Things worth remembering

  • Travis hates leg day so much he developed a split-hip seoi-nage variation that lets him throw with straight legs and no squat strength.
  • His weight cut for the Olympics never started until he landed and reached the hotel, treating it as a precise three-day process.
  • He invented a way to tip a water bottle to his lips without drinking, tricking his brain into feeling satisfied during dehydration.
  • In Sochi with lost luggage, he stepped on the scale at nearly 94kg with weigh-ins for 81kg two days away.
  • To get air during a sauna cut, he pressed his mouth to a gap under the door while his then-girlfriend held it shut.
  • He realized opponents weren't fighting him as a person but the persona he'd built over years in the division.
  • His Japan rebuild was 14 brutal six-minute rounds a day, five days a week, all done with a broken hand.

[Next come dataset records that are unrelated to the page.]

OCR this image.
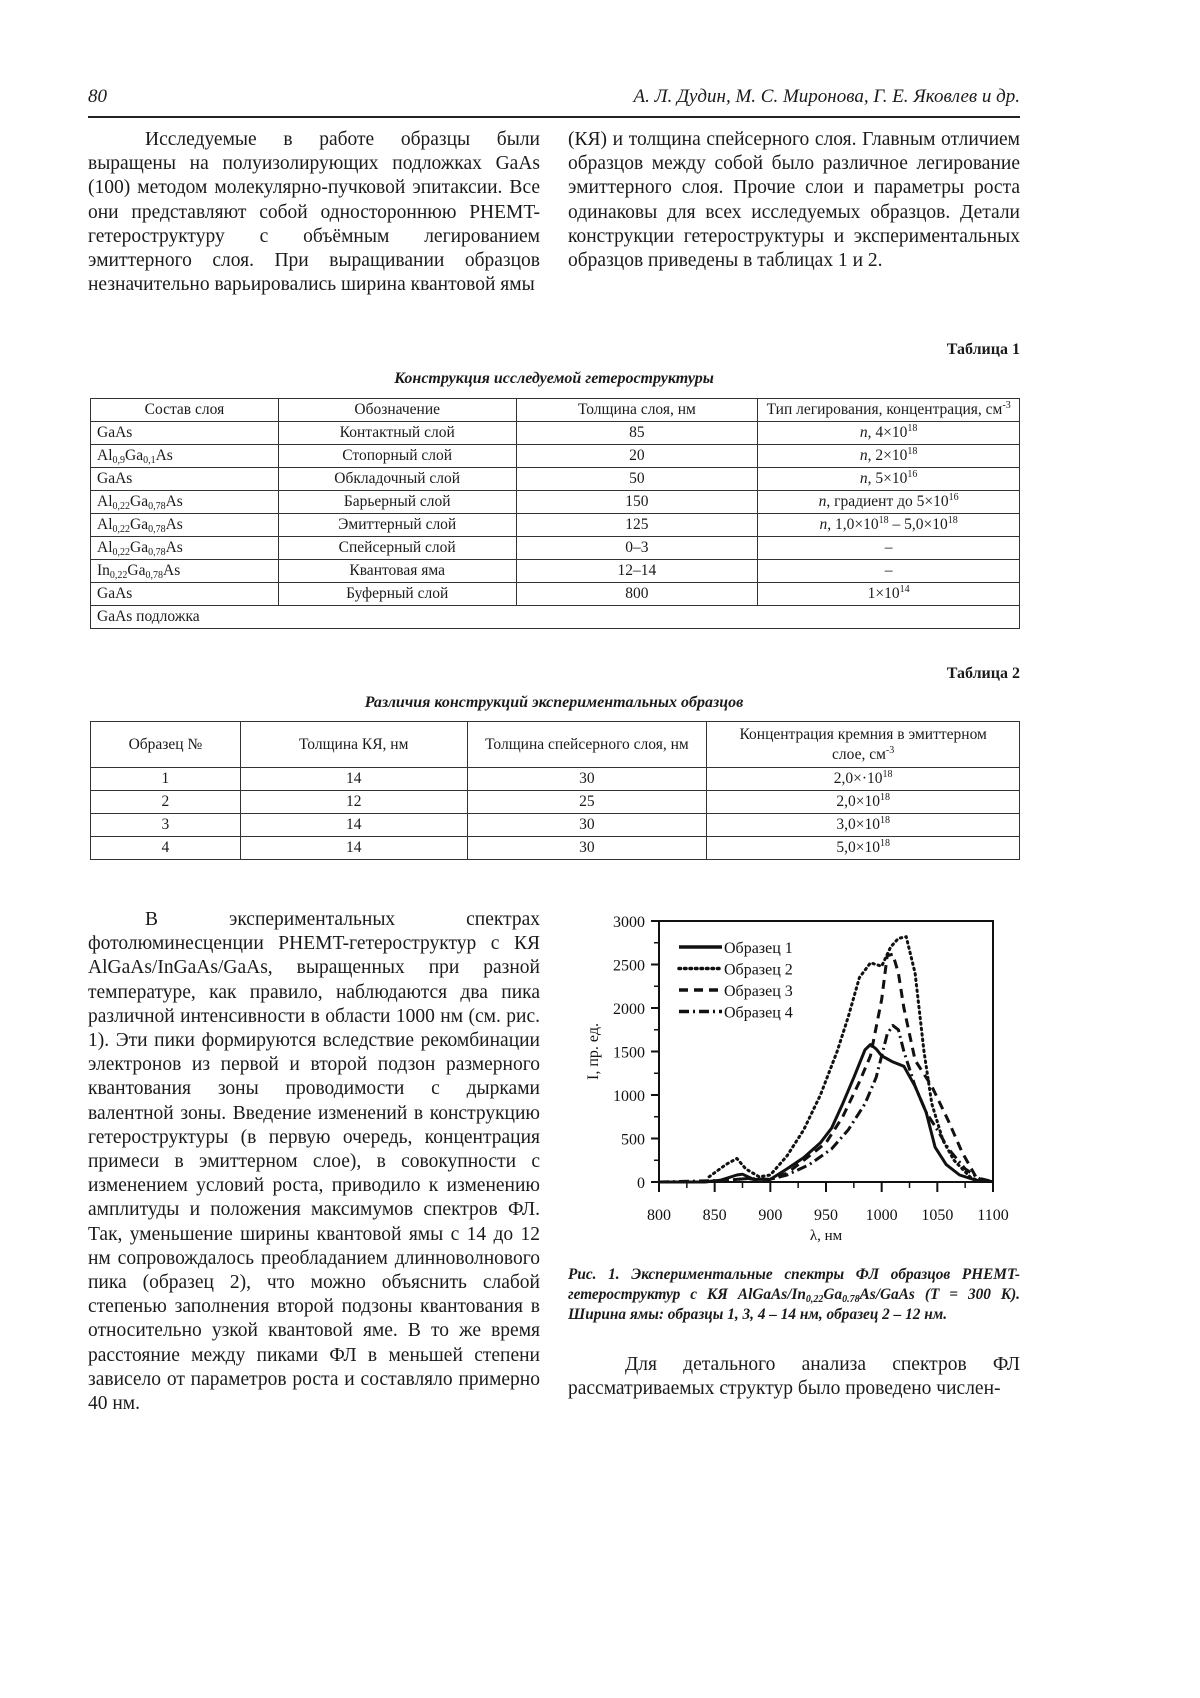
80	А. Л. Дудин, М. С. Миронова, Г. Е. Яковлев и др.

Исследуемые в работе образцы были выращены на полуизолирующих подложках GaAs (100) методом молекулярно-пучковой эпитаксии. Все они представляют собой одностороннюю PHEMT-гетероструктуру с объёмным легированием эмиттерного слоя. При выращивании образцов незначительно варьировались ширина квантовой ямы

(КЯ) и толщина спейсерного слоя. Главным отличием образцов между собой было различное легирование эмиттерного слоя. Прочие слои и параметры роста одинаковы для всех исследуемых образцов. Детали конструкции гетероструктуры и экспериментальных образцов приведены в таблицах 1 и 2.

Таблица 1
Конструкция исследуемой гетероструктуры
Состав слоя	Обозначение	Толщина слоя, нм	Тип легирования, концентрация, $см^{-3}$
GaAs	Контактный слой	85	n, $4\times 10^{18}$
$Al_{0,9}Ga_{0,1}As$	Стопорный слой	20	n, $2\times 10^{18}$
GaAs	Обкладочный слой	50	n, $5\times 10^{16}$
$Al_{0,22}Ga_{0,78}As$	Барьерный слой	150	n, градиент до $5\times 10^{16}$
$Al_{0,22}Ga_{0,78}As$	Эмиттерный слой	125	n, $1,0\times 10^{18} - 5,0\times 10^{18}$
$Al_{0,22}Ga_{0,78}As$	Спейсерный слой	0–3	–
$In_{0,22}Ga_{0,78}As$	Квантовая яма	12–14	–
GaAs	Буферный слой	800	$1\times 10^{14}$
GaAs подложка			
Таблица 2
Различия конструкций экспериментальных образцов
Образец №	Толщина КЯ, нм	Толщина спейсерного слоя, нм	Концентрация кремния в эмиттерном слое, $см^{-3}$
1	14	30	$2,0\times\cdot 10^{18}$
2	12	25	$2,0\times 10^{18}$
3	14	30	$3,0\times 10^{18}$
4	14	30	$5,0\times 10^{18}$

В экспериментальных спектрах фотолюминесценции PHEMT-гетероструктур с КЯ AlGaAs/InGaAs/GaAs, выращенных при разной температуре, как правило, наблюдаются два пика различной интенсивности в области 1000 нм (см. рис. 1). Эти пики формируются вследствие рекомбинации электронов из первой и второй подзон размерного квантования зоны проводимости с дырками валентной зоны. Введение изменений в конструкцию гетероструктуры (в первую очередь, концентрация примеси в эмиттерном слое), в совокупности с изменением условий роста, приводило к изменению амплитуды и положения максимумов спектров ФЛ. Так, уменьшение ширины квантовой ямы с 14 до 12 нм сопровождалось преобладанием длинноволнового пика (образец 2), что можно объяснить слабой степенью заполнения второй подзоны квантования в относительно узкой квантовой яме. В то же время расстояние между пиками ФЛ в меньшей степени зависело от параметров роста и составляло примерно 40 нм.

0
500
1000
1500
2000
2500
3000
800 850 900 950 1000 1050 1100
λ, нм
I, пр. ед.
Образец 1
Образец 2
Образец 3
Образец 4
Рис. 1. Экспериментальные спектры ФЛ образцов PHEMT-гетероструктур с КЯ AlGaAs/$In_{0,22}Ga_{0.78}As$/GaAs (T = 300 K). Ширина ямы: образцы 1, 3, 4 – 14 нм, образец 2 – 12 нм.

Для детального анализа спектров ФЛ рассматриваемых структур было проведено числен-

  • After failing at worlds from self-doubt, a sports psychologist shifted him to rehearsing the physical sensations of competing rather than beating a specific opponent.
  • Travis rejects the idea that judo damaged his body, arguing he strengthened it like a Thai boxer breaking shins to harden them.
  • He praises Ono's uchimata against Garvey where Ono throws from his hip at the opponent's shoulder height while never lifting his leg above his own hip.